Nowadays it is taken at face value that good higher education increases the quality of life, creates a more responsible and informed electorate and helps to raise levels of cultural tolerance and understanding. But what preceded and followed the events of September 11 2001 must raise questions about the social value claimed for higher education.
After more than 100 years of increasingly accessible higher education, one might have expected the cultivation of an intellectual climate in the West that could have forestalled the attack itself and the ripples of prejudice and irrationality that spread from New York and Washington in its wake.
Should universities be held accountable for having failed to equip their students with the tools of analysis and empathy needed to grasp the complex realities of the world? And should they be blamed for failing to equip their students, and through them their wider societies, with an adequate understanding of history, a proper appreciation of diversity and a capacity for independent and ethical judgement? Who should take responsibility in a largely secular society for cultivating the ethical awareness so manifestly lacking from a good deal of the conduct of the "war" against "terrorism"? Or for the failures of language, logic and historical awareness where elected leaders can speak of a war against terrorism, can attribute its cause to an "axis of evil" and can be surprised when the "enemy", thus demonised, is grossly abused?

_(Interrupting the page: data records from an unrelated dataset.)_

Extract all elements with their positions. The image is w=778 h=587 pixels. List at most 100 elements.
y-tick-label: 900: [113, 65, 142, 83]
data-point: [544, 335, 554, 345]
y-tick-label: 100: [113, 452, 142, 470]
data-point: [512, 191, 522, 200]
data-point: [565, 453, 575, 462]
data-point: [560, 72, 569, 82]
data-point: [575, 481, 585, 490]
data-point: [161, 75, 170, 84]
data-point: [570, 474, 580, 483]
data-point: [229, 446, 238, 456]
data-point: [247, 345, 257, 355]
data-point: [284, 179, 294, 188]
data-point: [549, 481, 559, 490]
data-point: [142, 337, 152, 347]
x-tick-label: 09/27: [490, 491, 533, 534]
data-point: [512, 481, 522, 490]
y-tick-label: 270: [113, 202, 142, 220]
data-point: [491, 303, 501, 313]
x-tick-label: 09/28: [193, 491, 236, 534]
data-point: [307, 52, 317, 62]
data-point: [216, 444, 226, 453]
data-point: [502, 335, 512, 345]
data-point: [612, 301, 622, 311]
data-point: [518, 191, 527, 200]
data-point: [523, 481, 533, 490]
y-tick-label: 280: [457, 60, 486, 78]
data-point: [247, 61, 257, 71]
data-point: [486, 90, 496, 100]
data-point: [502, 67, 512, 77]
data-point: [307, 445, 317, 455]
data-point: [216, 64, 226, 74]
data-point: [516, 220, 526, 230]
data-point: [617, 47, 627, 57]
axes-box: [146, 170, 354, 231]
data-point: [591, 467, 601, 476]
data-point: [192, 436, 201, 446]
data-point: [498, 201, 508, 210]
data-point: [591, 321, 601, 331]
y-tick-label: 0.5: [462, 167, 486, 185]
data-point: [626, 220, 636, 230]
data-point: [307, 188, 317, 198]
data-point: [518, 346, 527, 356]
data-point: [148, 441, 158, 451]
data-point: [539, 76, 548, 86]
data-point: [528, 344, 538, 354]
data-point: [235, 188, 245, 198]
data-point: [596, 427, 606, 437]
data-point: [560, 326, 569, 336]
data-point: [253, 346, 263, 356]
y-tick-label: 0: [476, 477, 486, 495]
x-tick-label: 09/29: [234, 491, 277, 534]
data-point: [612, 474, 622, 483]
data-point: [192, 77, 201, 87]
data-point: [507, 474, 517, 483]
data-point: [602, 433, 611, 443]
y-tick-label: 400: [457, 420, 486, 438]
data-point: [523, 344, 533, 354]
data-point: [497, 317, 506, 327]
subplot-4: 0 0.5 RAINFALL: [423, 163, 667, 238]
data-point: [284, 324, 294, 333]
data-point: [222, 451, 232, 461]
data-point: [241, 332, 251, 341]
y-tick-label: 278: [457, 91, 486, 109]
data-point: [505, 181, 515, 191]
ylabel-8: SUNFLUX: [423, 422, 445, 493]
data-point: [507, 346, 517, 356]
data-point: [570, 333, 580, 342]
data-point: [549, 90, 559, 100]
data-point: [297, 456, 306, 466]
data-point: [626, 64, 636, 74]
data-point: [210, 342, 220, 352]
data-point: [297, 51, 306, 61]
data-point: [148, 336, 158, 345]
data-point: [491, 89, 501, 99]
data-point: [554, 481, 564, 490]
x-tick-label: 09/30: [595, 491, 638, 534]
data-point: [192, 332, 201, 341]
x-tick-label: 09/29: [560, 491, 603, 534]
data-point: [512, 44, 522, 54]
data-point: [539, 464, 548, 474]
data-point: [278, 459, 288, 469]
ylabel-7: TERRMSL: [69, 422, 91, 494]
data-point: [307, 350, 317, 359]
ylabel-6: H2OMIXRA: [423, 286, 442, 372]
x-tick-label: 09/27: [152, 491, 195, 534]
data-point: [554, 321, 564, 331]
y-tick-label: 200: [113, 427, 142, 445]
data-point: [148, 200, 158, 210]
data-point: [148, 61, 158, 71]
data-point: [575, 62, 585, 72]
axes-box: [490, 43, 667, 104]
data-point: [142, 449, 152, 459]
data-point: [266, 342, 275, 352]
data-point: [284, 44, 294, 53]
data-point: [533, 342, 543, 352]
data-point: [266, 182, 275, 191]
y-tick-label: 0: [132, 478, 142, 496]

If, as Luc Weber, a European University Association board member, asserted, universities are "more than ever... the only independent tenants of collective values and culture and the best placed to express constructive criticism and to suggest new ideas", why has their collective leadership in the UK been silent since 9/11? The crux lies in the word "independent".

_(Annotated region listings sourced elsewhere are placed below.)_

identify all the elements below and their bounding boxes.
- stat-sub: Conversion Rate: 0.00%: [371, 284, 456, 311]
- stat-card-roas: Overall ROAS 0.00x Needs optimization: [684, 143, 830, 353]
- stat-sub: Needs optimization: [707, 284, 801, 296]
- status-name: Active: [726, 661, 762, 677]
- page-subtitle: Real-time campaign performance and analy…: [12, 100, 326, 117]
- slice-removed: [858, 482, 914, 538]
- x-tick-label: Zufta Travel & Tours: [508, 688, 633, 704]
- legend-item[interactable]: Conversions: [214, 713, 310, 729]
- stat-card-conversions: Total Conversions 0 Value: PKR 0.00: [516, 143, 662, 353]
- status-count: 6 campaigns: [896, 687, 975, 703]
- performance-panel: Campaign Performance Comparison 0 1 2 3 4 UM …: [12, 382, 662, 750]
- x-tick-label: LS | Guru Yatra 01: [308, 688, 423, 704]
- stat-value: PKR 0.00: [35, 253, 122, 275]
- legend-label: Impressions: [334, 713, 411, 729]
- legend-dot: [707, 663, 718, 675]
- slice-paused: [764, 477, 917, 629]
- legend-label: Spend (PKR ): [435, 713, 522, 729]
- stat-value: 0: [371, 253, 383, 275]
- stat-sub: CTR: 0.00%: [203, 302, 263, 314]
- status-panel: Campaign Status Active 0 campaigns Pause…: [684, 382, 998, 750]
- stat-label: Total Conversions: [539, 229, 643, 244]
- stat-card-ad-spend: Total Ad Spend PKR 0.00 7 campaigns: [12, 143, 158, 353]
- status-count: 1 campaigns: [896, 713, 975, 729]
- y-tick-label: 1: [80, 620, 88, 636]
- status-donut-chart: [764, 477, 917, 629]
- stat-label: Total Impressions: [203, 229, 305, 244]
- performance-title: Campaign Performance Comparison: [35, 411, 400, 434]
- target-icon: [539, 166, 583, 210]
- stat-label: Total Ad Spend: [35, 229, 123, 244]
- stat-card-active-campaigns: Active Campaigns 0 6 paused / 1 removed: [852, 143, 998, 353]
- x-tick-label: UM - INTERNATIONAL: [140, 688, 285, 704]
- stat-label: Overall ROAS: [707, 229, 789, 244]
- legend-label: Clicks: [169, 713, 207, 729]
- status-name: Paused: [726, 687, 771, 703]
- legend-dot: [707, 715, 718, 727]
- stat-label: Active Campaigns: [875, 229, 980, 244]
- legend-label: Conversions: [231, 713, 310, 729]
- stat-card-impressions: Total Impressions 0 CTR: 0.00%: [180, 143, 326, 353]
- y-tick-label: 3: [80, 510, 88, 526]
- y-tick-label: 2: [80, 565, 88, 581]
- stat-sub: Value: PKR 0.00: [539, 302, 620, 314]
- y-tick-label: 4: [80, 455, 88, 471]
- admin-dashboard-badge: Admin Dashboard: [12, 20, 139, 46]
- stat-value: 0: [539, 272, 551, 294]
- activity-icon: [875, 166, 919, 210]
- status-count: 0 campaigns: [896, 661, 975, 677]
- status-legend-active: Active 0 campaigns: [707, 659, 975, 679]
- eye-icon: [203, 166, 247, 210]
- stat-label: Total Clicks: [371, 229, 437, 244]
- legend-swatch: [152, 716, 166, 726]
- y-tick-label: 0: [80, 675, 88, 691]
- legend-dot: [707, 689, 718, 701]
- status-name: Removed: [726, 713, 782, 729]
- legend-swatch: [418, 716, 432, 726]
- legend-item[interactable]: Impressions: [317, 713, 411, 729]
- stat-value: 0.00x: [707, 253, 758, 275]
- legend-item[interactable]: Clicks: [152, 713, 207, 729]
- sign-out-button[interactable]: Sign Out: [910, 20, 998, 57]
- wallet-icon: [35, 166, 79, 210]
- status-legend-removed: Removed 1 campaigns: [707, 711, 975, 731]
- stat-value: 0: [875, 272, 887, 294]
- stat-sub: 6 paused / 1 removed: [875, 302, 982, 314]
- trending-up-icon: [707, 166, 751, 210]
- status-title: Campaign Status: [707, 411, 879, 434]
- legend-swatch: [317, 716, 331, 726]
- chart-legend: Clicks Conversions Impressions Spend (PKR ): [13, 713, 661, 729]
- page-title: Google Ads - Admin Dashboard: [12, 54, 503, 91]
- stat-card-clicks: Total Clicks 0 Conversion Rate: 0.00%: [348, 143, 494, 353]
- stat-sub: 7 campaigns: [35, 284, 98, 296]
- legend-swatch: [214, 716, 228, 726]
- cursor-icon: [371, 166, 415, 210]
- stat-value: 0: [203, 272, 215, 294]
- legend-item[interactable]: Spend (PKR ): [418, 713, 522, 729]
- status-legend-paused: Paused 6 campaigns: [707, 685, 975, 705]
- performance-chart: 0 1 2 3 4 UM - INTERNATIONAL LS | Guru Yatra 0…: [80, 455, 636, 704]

Reduced to its simplest level, the role of researchers and teachers in higher education is to be truth seekers and tellers. But as truth seeking must be disinterested, so truth telling demands independence - and different kinds of dependence are forced on higher education by financial uncertainty.
Threats to the independence from an enforced reliance on alternative income streams - particularly those involving fee-paying "customers" and corporate clients - have been widely canvassed. The threat to the independence and integrity of publicly funded higher education institutions from too close a relationship with government is less frequently addressed. Independence of mission is undermined by the need to follow funding steers. Rituals of compliance breed deference, as does the honours system. Collective action, or even a collective voice, on key issues appears to be precluded by fragmentation of the sector in pursuit of sectional interest.
If the answer to any of the earlier questions about the social value of higher education is "yes", one might conclude that institutions need to reassert their intellectual and ethical independence, and their claim to provide leadership to their societies. Any fears that a move towards an independent stance might herald a retreat into the ivory tower should be alleviated by the increasing commitment of many institutions to engagement with the communities they serve.
In looking to remedy past failures, the teaching-led higher education college sector could play a key role. While diverse in some respects, this sector is far more cohesive than its university counterpart, and part of the mission of its church colleges, in particular, is to be deeply concerned with values and ethics. The sector's long-standing commitment to widening participation testifies to its engagement.
Some 20 years ago, higher education in the UK expressed its revulsion at apartheid through an academic boycott, supported by many academics at South Africa's "liberal" universities. Today, no such evidence is to be found of sector-wide moral condemnation of an Israeli government that flaunts its targeted assassinations openly - presumably on the basis that it can dismiss all criticism as anti-Semitic. The charge of anti-Semitism can hardly carry much conviction if the leadership of a collective response to Israel's state-sponsored terrorism were to be taken by the church colleges, many of which, while built on Christian foundations, are committed to inter-faith understanding.
If higher education wants to lay claim to a social value that goes beyond the purely utilitarian function of training graduates for the job market, it needs to be less deferential, reassert its intellectual independence, be heard to ask critical questions and be prepared to take collective action.
David Maughan Brown is director of strategy and corporate planning at York St John College.